А в целом, четверть века — коту под хвост! Меньшего времени хватило Советскому Союзу, чтобы из послевоенной разрухи подняться для полёта Гагарина в космос, Европе вернуться к нормальной человеческой жизни после войны, Китаю, заняв наше место, превратиться во вторую мировую супердержаву.

Так не пора ли перестать воспринимать идеологов и «архитекторов» новейшей истории, как спасителей Отечества, принимать извращения за достижения, упёртую тупость за волю, меркантильный интерес и противоестественную утопию за будущий прогресс? Если не сделаем этого, придется мириться с картиной, которую нарисовал великан–король Гулливеру–лилипуту:

«Из сказанного вами… менее всего видно, чтобы люди жаловались высокими званиями на основании их добродетелей, чтобы судьи — за свою неподкупность, сенаторы — за любовь к отечеству, государственные советники — за свою мудрость. Факты, отмеченные мной в вашем рассказе, не могут не привести меня к заключению, что большинство ваших соотечественников есть порода маленьких отвратительных гадов, самых зловредных из всех, какие когда–либо ползали по земной поверхности».

В мире благородных великанов Гулливеру не нашлось места, вероятно, размеры были не те. Но где же тогда искать идеал? Эпоха Просвещения подсказывала один вариант — это могущество человеческого разума и научно–технического прогресса. Поэтому вполне логично, что в третьей части книги Гулливер, претерпев немалые бедствий, неожиданно попадает на парящий высоко в небе остров Лапуту.

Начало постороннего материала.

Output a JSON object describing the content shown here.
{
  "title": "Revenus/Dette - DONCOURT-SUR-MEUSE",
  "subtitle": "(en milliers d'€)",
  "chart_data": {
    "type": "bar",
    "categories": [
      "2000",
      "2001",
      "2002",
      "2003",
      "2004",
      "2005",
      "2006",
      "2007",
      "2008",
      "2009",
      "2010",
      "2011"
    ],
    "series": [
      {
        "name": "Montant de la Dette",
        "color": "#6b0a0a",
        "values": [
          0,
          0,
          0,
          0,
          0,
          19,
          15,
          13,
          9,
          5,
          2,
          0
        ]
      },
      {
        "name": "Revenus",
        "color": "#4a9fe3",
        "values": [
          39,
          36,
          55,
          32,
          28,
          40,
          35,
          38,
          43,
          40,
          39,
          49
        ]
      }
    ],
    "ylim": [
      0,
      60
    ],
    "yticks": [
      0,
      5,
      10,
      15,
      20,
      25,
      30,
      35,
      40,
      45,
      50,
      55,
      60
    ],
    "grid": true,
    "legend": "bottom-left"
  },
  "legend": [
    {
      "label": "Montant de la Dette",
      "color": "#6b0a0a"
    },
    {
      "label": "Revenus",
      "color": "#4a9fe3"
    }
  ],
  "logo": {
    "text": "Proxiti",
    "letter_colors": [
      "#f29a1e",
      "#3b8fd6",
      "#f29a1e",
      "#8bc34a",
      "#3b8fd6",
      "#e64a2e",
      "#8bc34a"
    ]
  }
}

Летучий остров — чудо науки, оторванное от народа, собрал ученую элиту и аристократов, которые были погружены исключительно в «глубокие математические размышления». Здесь же пребывал и король — правитель распростертой внизу страны Бальнибарби. И не было им дела до всего, что «делается на земле». Ничто кроме науки абстрактной и умозрительной да еще разве что музыки не интересовало этих «небожителей». Как же все это узнаваемо: наша верховная власть, олигархи, депутаты и высокопоставленные чиновники — сиречь «небожители», тоже давно потеряли всякую связь с народом.

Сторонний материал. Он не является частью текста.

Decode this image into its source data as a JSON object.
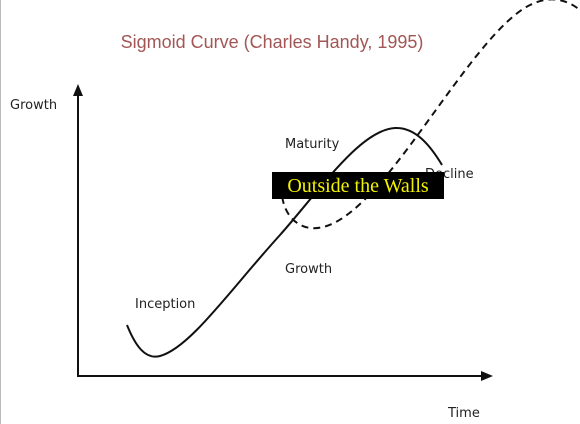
{
  "title": "Sigmoid Curve (Charles Handy, 1995)",
  "axes": {
    "y_label": "Growth",
    "x_label": "Time"
  },
  "labels": {
    "maturity": "Maturity",
    "decline": "Decline",
    "growth": "Growth",
    "inception": "Inception"
  },
  "overlay": "Outside the Walls"
}
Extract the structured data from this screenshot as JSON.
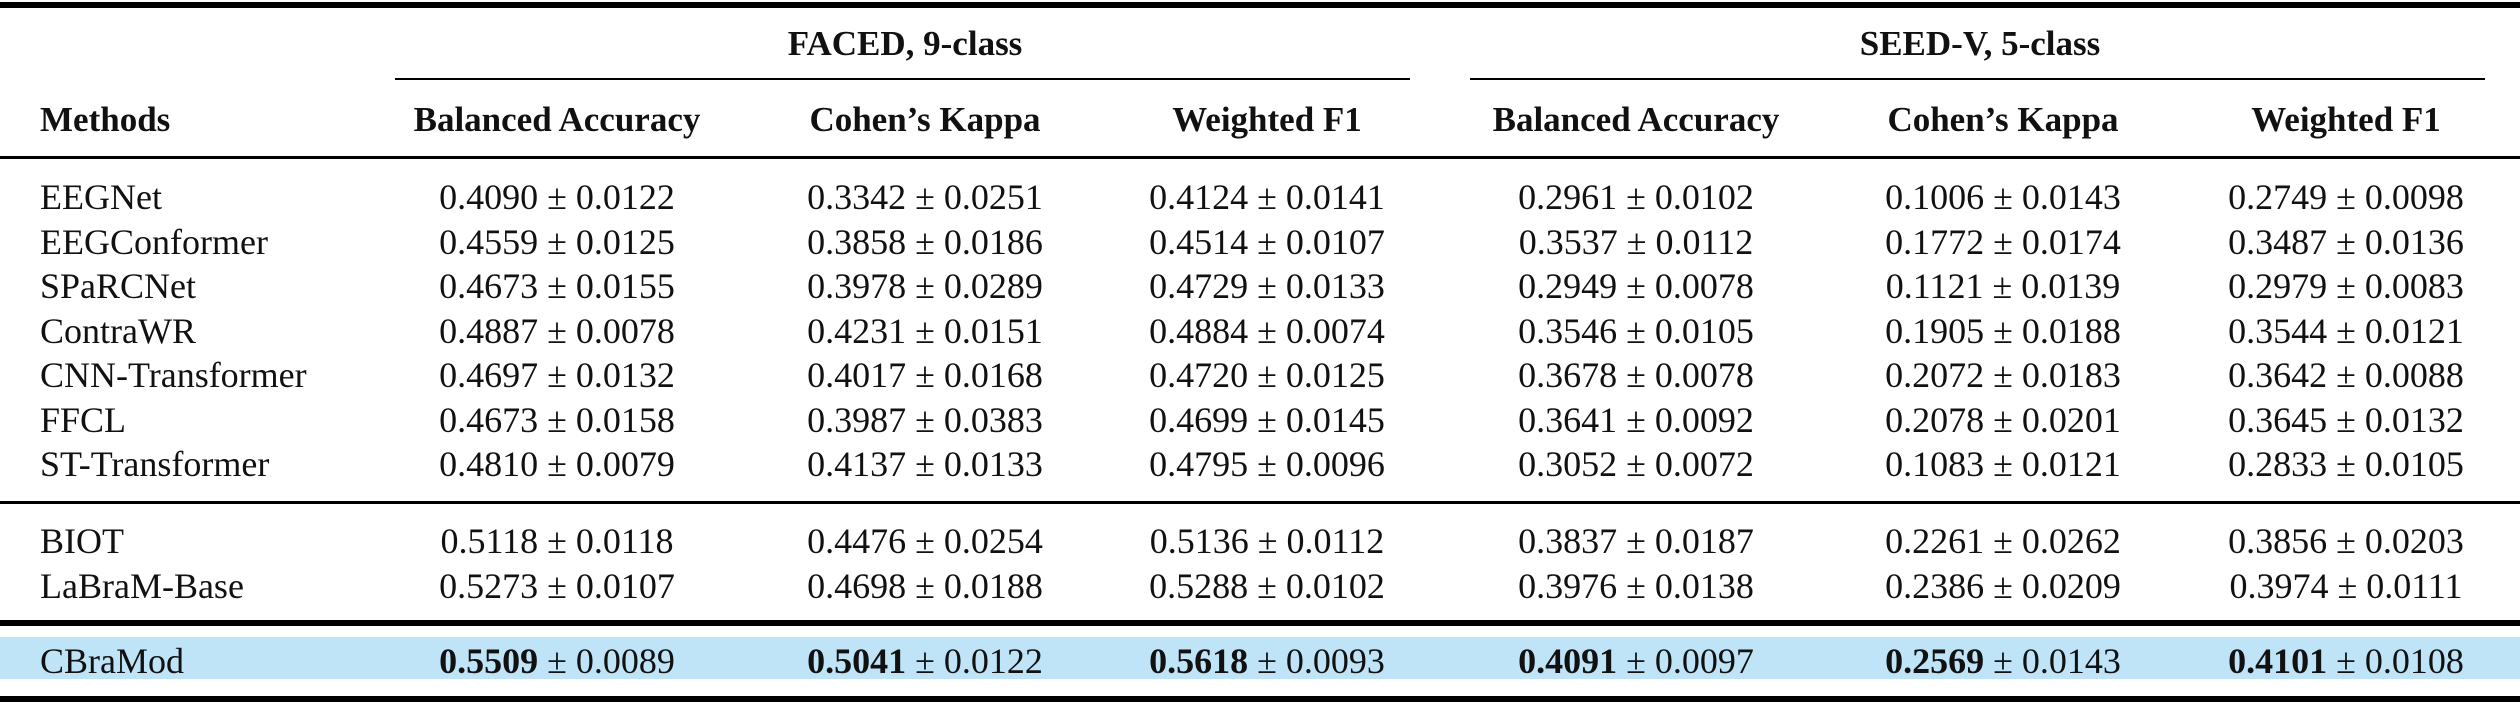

«Зримое воплощение абсурда», царящее на острове, заставило Гулливера покинуть его и отправиться на «континент», в город Логадо — столицу Бальнибарби. Он был потрясен открывшейся перед ним картиной: беспредельное разорение и нищета соседствуют с оазисами порядка и процветания, которые, как, оказалось, остались еще от прошлой, нормальной жизни. Бывший губернатор по имени Мьюноди поведал Гулливеру такую печальную историю: «…около сорока лет тому назад, несколько жителей столицы поднялись на Лапуту — одни по делам, другие ради удовольствия — и после пятимесячного пребывания на острове спустились обратно в крайне легкомысленном расположении, приобретенном в этой воздушной области. Возвратившись на землю, эти лица прониклись презрением ко всем нашим учреждениям и начали составлять проекты пересоздания науки, искусства, законов, языка и техники на новый лад».

То же самое случилось и у нас четверть века назад. На Западе натаскивались и возвращались проникшиеся презрением к стране и людям «чикагские мальчики». Там их научили двум вещам: как лично обогатиться в России за счёт сговора и неразберихи, и как тормозить развитие реального сектора экономики страны. То и другое им удалось. Они в олигархах, в больших чиновниках, а Россия в дистрофичном состоянии. Страна с трудом выживает за счёт ренты от продажи сырья, потребляя западные товары и продовольствие сомнительного качества.

И если в королевстве Бальнибарби Гулливер был свидетелем «Академии прожектёров», то либеральное правительство России пользуется услугами ВШЭ (Высшая школа экономики) что равнозначно, если судить по результатам.